Senator Calls for National Low-Carbon Fuel Standards
Appearing in Long Beach, California with fellow Republican maverick Gov. Arnold Schwarzenegger (R-CA), Sen. John McCain (R-AZ) on February 21 called for a mandatory 10 percent reduction in carbon emissions from automobiles.
The plan would force U.S. consumers to purchase more expensive ethanol fuel and hybrid vehicles until new technologies become technologically and economically feasible.
The proposed federal mandate emulates Schwarzenegger's plan to mandate a 10 percent cut in automotive carbon emissions--one of numerous actions the governor has taken to please environmental activists in his state.
Schwarzenegger has similarly defied free-market environmentalist principles by expanding state regulation, spending $2.9 billion to subsidize a rooftop solar power plan, expanding state control of scenic lands, opposing offshore natural resource recovery, subsidizing unproven hydrogen transportation fuel, and committing the state to Kyoto-style carbon reduction mandates.
"I know that Senator McCain sees the value of bringing to Washington the same kind of programs that we have put into place right here in California," Schwarzenegger told reporters at the joint news conference in Long Beach.

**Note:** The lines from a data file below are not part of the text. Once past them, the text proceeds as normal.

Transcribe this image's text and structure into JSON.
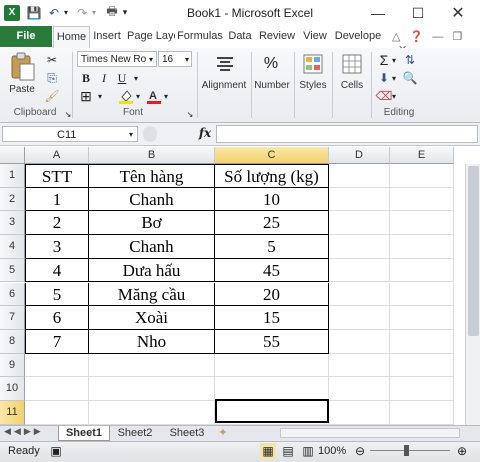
{
  "window": {
    "title": "Book1 - Microsoft Excel"
  },
  "tabs": [
    "File",
    "Home",
    "Insert",
    "Page Layo",
    "Formulas",
    "Data",
    "Review",
    "View",
    "Develope"
  ],
  "ribbon": {
    "paste": "Paste",
    "clipboard": "Clipboard",
    "font_name": "Times New Ro",
    "font_size": "16",
    "font": "Font",
    "bold": "B",
    "italic": "I",
    "underline": "U",
    "alignment": "Alignment",
    "number": "Number",
    "number_symbol": "%",
    "styles": "Styles",
    "cells": "Cells",
    "editing": "Editing"
  },
  "formula_bar": {
    "name_box": "C11",
    "fx": "fx",
    "value": ""
  },
  "columns": [
    "A",
    "B",
    "C",
    "D",
    "E"
  ],
  "rows": [
    "1",
    "2",
    "3",
    "4",
    "5",
    "6",
    "7",
    "8",
    "9",
    "10",
    "11"
  ],
  "table": {
    "header": [
      "STT",
      "Tên hàng",
      "Số lượng (kg)"
    ],
    "data": [
      [
        "1",
        "Chanh",
        "10"
      ],
      [
        "2",
        "Bơ",
        "25"
      ],
      [
        "3",
        "Chanh",
        "5"
      ],
      [
        "4",
        "Dưa hấu",
        "45"
      ],
      [
        "5",
        "Măng cầu",
        "20"
      ],
      [
        "6",
        "Xoài",
        "15"
      ],
      [
        "7",
        "Nho",
        "55"
      ]
    ]
  },
  "sheets": [
    "Sheet1",
    "Sheet2",
    "Sheet3"
  ],
  "status": {
    "ready": "Ready",
    "zoom": "100%"
  }
}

"We share common philosophy and goals for this country," McCain agreed.
'Great for Our Economy'
McCain said requiring a 10 percent cut in the carbon intensity of automotive transportation "is great for our economy and our taxpayers because the low carbon fuel standard will more than triple the size of our renewable fuels market in California and put more than 7 million alternative fuel or hybrid vehicles on the road by 2020 without any new government spending."
Tom Tanton, senior fellow with the Institute for Energy Research, disagreed.
"There are many good reasons why petroleum has such a large market share--price, convenience, and performance driven in large measure by its quality per BTU," Tanton said. "The alternatives required by McCain's plan would be less efficient, more expensive, and have a very negligible effect on climate. Moreover, increasing use of alternative fuels such as ethanol has already driven up food prices, and would do so even more under McCain's plan.
"Though research and development in new energy technologies must be encouraged, government should not try to engineer the results, nor select individual market sectors for solutions," Tanton added.
Better Options Available
Jerry Taylor, senior fellow and director of natural resource studies at the Cato Institute, noted that even if global warming were a legitimate concern, the McCain plan is an inefficient way to address it.
"If we decide that government must act to reduce greenhouse gas emissions, the most efficient way to go about this is to impose a simple tax on greenhouse gas emissions. Market actors will then decide how best to reduce greenhouse gas emissions or ambient greenhouse gas concentrations," Taylor said.
"Reducing carbon emissions from automobiles might be one way we might reduce carbon emissions, but there are other possibilities," Taylor noted. "Perhaps nuclear power is a more cost-effective means of reducing carbon. Perhaps sequestering carbon from coal-fired power plants makes more economic sense. Maybe conservation and energy efficiency hold more economic promise than investing in expensive alternative fuels. Or maybe geo-engineering is more cost-effective than emissions controls altogether.
"The point is that Sen. McCain presumes to know exactly how we can most efficiently reduce greenhouse gas emissions," said Taylor. "Market actors, however, are in a better position to sort out alternative emission control plans than a politician. Regardless, most economists who specialize in the economics of climate change agree that the costs associated with embracing McCain's preferences with regard to renewable energy are greater than the benefits they might deliver."